Euratex released its 2023 Spring Report in which it noted EU textile imports rose 36.6% in value terms with a significant amount coming from China and Bangladesh outweighing positive export performance.

As a result, the EU’s trade deficit in textiles and clothing has increased to €70bn, which is 48% higher than the year before.

“Such a growing deficit is a cause for concern; the objective of the EU’s Industrial Strategy to strengthen our resilience and “strategic autonomy” is not happening. Instead, our dependency has increased, and becomes critical in certain raw materials and fibres,” Euratex explained.

The trade body also pointed out the figures challenge the Commission’s ambition which is to promote – and prevail – high quality and sustainable textile products on the Single Market – regardless where they have been produced.

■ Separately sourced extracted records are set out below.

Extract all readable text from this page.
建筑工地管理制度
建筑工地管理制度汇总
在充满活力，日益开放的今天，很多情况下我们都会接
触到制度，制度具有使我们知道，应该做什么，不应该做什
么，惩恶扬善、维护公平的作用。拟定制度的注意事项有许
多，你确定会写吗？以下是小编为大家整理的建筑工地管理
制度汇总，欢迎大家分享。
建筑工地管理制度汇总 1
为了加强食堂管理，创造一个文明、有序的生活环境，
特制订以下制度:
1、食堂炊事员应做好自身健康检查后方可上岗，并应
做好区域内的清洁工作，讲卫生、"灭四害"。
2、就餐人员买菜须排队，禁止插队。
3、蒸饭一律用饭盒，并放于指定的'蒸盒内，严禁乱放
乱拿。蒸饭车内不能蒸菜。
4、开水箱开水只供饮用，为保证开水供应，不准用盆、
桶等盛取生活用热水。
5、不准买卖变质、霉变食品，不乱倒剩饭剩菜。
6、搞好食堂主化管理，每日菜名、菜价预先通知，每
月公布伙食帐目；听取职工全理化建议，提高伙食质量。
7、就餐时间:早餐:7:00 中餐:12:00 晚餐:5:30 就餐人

With imports now reaching €140bn, it will be a challenge to effectively control the quality and compliance over these imports. Market surveillance will need to be stepped up massively, without becoming a barrier to trade.

In addition, more effort needs to be placed on EU export performance in order to rebalance trade relations with the rest of the world.

“EU companies are world leaders in high-end fashion products and in technical textiles. More needs to be done to support their activities in established markets but also emerging economies. For instance, the ongoing FTA negotiations with India should focus on improving market access and ensure “fair” competition with local companies,” Euratex said.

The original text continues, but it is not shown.